Oh, dude! Apples to Apples! We made our own deck for sci-fi club called “Apples to Copyright Infringement”!
Historical Jesus is not amused.
I work with a guy who flat out refuses to believe that Jesus was Jewish. He says he was an Israelite, and that there is a big difference.
I must hasten to add that I disagree with this person on virtually every subject.
Well, he was pre-Talmudic, and likely wouldn’t have been familiar with the Tanakh as modern Jews know it… (but rather the Septuagint and its translations, the predecessor to the Catholic and Orthodox “Old Testaments”).
No no, he means racially. Yeah. Think about the reasoning behind that for a moment.
What “reasoning”?
Um, actually* it’s a Red sash. Blue is Mary’s color.
It’s why pink used to be a masculine color. It only changed when Medievel peasants started trying to trick The Devil(tm) into killing the wrong-gendered babies. Aren’t people wonderful?
* I know what I’m doing, but I’m doing it anyway
Tell you what.
Go find a Picture Bible.
Open it up.
And then you tell me what color sash Jesus is wearing.

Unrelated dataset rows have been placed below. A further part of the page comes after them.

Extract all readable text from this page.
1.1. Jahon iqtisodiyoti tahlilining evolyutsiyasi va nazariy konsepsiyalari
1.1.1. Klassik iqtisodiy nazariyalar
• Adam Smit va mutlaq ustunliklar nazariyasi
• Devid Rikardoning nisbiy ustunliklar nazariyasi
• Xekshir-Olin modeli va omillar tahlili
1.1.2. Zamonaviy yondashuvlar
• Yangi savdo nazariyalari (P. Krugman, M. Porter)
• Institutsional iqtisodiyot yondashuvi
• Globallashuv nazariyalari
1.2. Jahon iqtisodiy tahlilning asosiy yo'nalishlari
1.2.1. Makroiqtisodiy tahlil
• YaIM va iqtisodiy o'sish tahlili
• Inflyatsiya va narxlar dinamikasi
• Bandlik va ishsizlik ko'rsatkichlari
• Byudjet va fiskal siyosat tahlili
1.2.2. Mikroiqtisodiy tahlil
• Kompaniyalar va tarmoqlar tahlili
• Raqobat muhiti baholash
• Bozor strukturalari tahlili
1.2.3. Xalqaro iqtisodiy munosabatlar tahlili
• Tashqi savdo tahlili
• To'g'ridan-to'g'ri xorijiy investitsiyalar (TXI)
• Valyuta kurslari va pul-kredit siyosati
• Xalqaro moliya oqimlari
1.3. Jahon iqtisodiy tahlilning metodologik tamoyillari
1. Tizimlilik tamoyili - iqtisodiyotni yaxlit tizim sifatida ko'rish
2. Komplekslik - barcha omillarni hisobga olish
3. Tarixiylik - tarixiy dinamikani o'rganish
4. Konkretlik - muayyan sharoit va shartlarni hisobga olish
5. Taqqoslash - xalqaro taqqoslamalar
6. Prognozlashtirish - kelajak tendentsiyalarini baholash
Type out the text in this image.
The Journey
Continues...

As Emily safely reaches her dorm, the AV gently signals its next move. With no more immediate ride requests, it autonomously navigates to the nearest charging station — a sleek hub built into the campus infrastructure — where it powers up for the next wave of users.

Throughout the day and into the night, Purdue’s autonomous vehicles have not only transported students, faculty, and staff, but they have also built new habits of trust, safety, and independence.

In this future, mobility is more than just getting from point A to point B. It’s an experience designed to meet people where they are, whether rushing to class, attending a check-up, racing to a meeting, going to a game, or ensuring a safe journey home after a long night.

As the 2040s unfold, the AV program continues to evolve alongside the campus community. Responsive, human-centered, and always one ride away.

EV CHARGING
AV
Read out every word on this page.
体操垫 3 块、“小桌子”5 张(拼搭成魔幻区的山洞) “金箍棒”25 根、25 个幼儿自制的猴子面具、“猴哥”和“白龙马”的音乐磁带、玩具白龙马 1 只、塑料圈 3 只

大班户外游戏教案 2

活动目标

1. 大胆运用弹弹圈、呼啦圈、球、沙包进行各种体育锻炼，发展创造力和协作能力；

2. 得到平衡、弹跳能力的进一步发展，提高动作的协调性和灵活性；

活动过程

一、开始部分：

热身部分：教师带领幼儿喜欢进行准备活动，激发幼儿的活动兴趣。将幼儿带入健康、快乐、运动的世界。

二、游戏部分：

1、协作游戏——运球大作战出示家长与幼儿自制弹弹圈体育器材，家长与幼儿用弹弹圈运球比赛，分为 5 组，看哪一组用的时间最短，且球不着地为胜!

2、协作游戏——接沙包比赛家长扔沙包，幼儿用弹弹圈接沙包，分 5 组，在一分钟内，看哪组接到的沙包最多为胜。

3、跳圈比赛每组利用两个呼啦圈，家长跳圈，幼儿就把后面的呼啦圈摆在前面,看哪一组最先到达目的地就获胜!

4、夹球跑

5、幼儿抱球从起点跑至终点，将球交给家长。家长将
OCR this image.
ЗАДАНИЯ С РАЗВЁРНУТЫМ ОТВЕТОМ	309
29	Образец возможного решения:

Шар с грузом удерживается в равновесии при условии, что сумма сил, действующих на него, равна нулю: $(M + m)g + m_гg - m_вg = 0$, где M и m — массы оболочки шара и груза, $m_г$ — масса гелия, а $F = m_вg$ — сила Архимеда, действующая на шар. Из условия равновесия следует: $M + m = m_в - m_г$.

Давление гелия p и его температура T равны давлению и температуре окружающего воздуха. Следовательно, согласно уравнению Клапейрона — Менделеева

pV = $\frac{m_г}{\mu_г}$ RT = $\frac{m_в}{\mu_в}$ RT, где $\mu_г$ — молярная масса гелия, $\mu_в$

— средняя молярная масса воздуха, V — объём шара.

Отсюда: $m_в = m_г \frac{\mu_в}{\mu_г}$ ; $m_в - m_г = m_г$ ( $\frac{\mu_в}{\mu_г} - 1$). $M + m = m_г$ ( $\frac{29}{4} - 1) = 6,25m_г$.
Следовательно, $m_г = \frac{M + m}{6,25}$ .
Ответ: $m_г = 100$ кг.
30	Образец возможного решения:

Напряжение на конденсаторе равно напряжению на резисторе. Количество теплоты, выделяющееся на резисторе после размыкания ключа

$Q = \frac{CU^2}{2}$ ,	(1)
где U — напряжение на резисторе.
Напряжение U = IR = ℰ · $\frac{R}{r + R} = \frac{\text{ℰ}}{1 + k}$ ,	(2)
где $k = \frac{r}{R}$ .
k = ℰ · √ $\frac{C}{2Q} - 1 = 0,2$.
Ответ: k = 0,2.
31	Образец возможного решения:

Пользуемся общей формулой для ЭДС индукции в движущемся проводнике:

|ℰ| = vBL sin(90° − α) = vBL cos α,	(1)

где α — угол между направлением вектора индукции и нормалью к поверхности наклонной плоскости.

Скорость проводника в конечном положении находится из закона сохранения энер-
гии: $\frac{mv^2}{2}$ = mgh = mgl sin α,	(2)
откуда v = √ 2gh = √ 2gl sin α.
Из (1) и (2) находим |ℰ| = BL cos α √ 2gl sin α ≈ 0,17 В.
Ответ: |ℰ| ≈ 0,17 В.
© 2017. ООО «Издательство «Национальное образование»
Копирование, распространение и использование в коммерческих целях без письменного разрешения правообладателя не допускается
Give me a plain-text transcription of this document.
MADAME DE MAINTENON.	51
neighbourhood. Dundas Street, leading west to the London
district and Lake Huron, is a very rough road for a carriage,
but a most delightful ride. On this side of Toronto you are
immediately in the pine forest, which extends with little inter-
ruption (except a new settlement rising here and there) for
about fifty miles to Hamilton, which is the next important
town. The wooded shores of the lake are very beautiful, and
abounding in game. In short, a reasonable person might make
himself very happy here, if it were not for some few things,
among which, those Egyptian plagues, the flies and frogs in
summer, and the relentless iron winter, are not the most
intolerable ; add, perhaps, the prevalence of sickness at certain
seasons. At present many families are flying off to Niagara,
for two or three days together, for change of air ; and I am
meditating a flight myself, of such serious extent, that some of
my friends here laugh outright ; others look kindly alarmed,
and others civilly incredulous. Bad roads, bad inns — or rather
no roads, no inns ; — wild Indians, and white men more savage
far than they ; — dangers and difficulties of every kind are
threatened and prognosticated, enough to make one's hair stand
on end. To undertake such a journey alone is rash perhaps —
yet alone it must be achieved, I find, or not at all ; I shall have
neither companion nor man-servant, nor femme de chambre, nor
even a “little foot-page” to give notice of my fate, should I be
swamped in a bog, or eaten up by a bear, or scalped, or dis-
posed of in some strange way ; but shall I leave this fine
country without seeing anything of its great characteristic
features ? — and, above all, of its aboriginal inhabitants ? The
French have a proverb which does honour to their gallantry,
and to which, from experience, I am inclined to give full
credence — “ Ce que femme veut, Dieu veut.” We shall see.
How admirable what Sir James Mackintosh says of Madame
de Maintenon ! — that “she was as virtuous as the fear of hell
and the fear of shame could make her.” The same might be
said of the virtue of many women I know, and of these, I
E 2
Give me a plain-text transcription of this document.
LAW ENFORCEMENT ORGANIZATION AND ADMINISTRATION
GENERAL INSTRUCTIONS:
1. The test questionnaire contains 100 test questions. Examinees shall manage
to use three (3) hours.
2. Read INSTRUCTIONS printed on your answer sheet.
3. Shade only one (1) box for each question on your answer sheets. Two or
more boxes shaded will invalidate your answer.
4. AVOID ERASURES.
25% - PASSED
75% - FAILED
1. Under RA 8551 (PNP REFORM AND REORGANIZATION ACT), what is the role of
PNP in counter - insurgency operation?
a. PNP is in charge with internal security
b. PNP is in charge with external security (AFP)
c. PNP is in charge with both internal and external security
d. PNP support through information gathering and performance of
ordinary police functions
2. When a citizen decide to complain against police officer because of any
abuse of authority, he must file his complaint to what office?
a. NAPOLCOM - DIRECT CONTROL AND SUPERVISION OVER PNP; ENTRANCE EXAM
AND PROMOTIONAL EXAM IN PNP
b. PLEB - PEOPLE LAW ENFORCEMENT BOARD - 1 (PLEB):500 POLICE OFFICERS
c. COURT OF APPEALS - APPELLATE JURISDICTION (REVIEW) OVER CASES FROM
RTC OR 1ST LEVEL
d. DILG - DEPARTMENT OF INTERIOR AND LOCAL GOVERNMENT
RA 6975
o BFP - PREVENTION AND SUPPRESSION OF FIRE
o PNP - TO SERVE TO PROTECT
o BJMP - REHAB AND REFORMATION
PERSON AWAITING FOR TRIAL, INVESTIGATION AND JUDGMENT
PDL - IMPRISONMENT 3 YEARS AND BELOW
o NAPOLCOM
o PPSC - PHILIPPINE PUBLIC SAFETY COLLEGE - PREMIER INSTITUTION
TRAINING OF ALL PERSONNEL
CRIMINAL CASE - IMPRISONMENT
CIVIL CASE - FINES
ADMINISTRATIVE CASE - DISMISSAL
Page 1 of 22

To be fair, it seems to vary from picture bible to picture bible:
http://www.vernacularmedia.org/index.php/Read%27n_Grow_Picture_Bible
To be fair, even the Bible Bible seems to have trouble deciding what color clothes Jesus supposedly wore (in Matthew 27:28 Jesus wore a scarlet robe to his crucifixion, but in John 19:2 it’s a purple robe).
Turquoise
http://www.soulshepherding.org/blog/wp-content/uploads/2010/04/Jesus-robed-in-majesty.jpg
Man, that’s weird that you think the 1950s was when medieval times happened.
Indeed, since their website makes it clear that they started in 1983!
God, new guy, ever heard of shaving?
I’m guessing the whole historical part everyone is talking about is that Jesus wasn’t a tall, fair-skin man.
Assuming he is a multiversal singularity. I hope he travel to DOA universe and tell Mary she shouldn’t act holier-than-thou towards Dorothy.
Let’s set up an offensive strawman, then demolish it! Comedy reigns!
I’m confused here. What do you think the strawman in this strip is, and in which panel do I try to demolish it?
Why does Jesus look so angry? He’s like “this is what I died for?”
Is Jesus the real second Eaton?
This is the WORST, most OFFENSIVE webcomic featuring a resurrected Jesus working in the same retail toy store that a resurrected Ronald Reagan also once worked in, EVAR!
Clearly, you have neither judgement or taste. This is absolutely the best webcomic featuring a resurrected Jesus working in the same retail toy store that a resurrected Ronald Reagan also once worked in.
I just hope this whole plot is somehow mainly about Ninja Rick getting beaten up.
Where’s the strip parodying the Joe and TF Hasbro fan clubs credit card meltdown? So many people got ripped off. I guess they were just overreacting and not tr00 fans11
There are other parts of my site. Please read them.
Thank you for taking time to put words in my mouth about it. I’ve enjoyed this time together.
I don’t know which is making my eyes more crosseyed… The comments or the plot.
I’ll admit when I first found this on my original archive binge I erred over whether you were going to just start insulting Christianity every time he appeared. As far as I recall, you didn’t do that at all, so good job.